Given the arithmetic sequence 11, 5, -1, ..., find .S(30)- on the bottom
You can easily see what a and d are, so
S30 = 30/2 (2a+29d)
Oh, you're asking for the sum of an arithmetic sequence, I see. Well, let's take a look at this interesting sequence of numbers! We have 11, 5, -1, and so on. Now, to find the sum of the first 30 terms, we need to find the common difference first.
By observing the sequence, we can see that each term is decreasing by 6. So, the common difference (d) is -6. Now that we have that, we can calculate the sum of the first 30 terms using the formula:
S(30) = (n/2)(2a + (n-1)d)
Here, n represents the number of terms, a is the first term, and d is the common difference.
For our sequence, considering the first term is 11, the common difference is -6, and we want to find the sum of the first 30 terms, we can substitute these values into the formula:
S(30) = (30/2)(2(11) + (30-1)(-6))
Now, let's get out our handy-dandy calculator and do some math... *calculating noises*
Ah! I've got it! The sum of the first 30 terms in this arithmetic sequence is -225. So, .S(30)- is -225 on the bottom. Quite a negative way to end, but hey, that's just how numbers roll sometimes!
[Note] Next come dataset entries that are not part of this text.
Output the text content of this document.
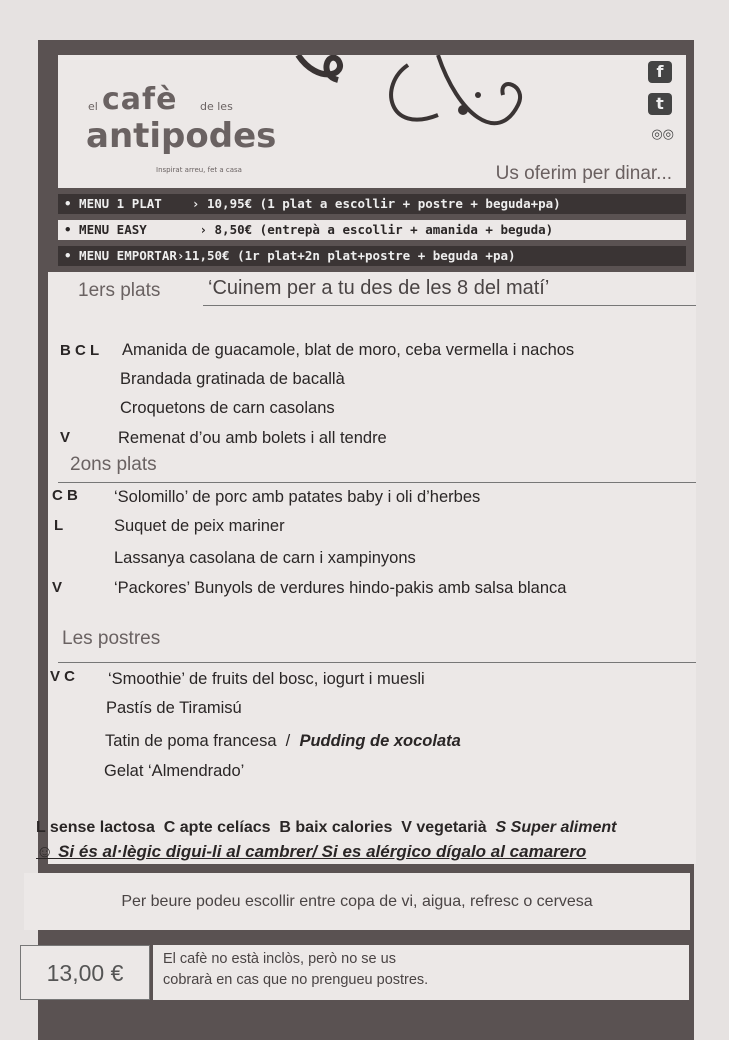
el cafè de les
antipodes
Inspirat arreu, fet a casa
f
t
◎◎
Us oferim per dinar...
• MENU 1 PLAT    › 10,95€ (1 plat a escollir + postre + beguda+pa)
• MENU EASY       › 8,50€ (entrepà a escollir + amanida + beguda)
• MENU EMPORTAR›11,50€ (1r plat+2n plat+postre + beguda +pa)
1ers plats ‘Cuinem per a tu des de les 8 del matí’
B C L Amanida de guacamole, blat de moro, ceba vermella i nachos
Brandada gratinada de bacallà
Croquetons de carn casolans
V	Remenat d’ou amb bolets i all tendre
2ons plats
C B ‘Solomillo’ de porc amb patates baby i oli d’herbes
L	Suquet de peix mariner
Lassanya casolana de carn i xampinyons
V	‘Packores’ Bunyols de verdures hindo-pakis amb salsa blanca
Les postres
V C ‘Smoothie’ de fruits del bosc, iogurt i muesli
Pastís de Tiramisú
Tatin de poma francesa  /  Pudding de xocolata
Gelat ‘Almendrado’
L sense lactosa C apte celíacs B baix calories V vegetarià S Super aliment
☺ Si és al·lègic digui-li al cambrer/ Si es alérgico dígalo al camarero
Per beure podeu escollir entre copa de vi, aigua, refresc o cervesa
13,00 €
El cafè no està inclòs, però no se us
cobrarà en cas que no prengueu postres.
To find the sum of the arithmetic sequence, we need to determine the common difference (d) and the first term (a₁).
In this sequence, the common difference (d) is calculated by subtracting the second term from the first term:
d = 5 - 11 = -6
The first term (a₁) is 11.
Now, we can use the formula to find the sum of the arithmetic sequence (Sₙ), where n is the number of terms:
Sₙ = (n/2)(2a₁ + (n-1)d)
Substituting the values into the formula:
S₃₀ = (30/2)(2(11) + (30-1)(-6))
Simplify and calculate:
S₃₀ = 15(22 + 29(-6))
S₃₀ = 15(22 - 174)
S₃₀ = 15(-152)
S₃₀ = -2280
Therefore, S₃₀ is equal to -2280.
To find the sum of the arithmetic sequence, we can use the formula for the nth term of an arithmetic sequence:
An = A1 + (n-1)d
Where:
An is the nth term
A1 is the first term
n is the number of terms
d is the common difference
In the given sequence, the first term A1 is 11 and the common difference d is -6 (subtracting 6 from each term to get to the next term).
Using the formula for the nth term, we can find the 30th term:
A30 = 11 + (30-1)(-6)
A30 = 11 + 29(-6)
A30 = 11 - 174
A30 = -163
The 30th term of the sequence is -163.
Now, to find the sum of the sequence, we can use the formula for the sum of an arithmetic sequence:
Sn = (n/2)(A1 + An)
Where Sn is the sum of the first n terms.
Plugging in the values, we get:
S30 = (30/2)(11 + (-163))
S30 = 15(-152)
S30 = -2280
Therefore, the sum of the arithmetic sequence 11, 5, -1, ... up to the 30th term is -2280.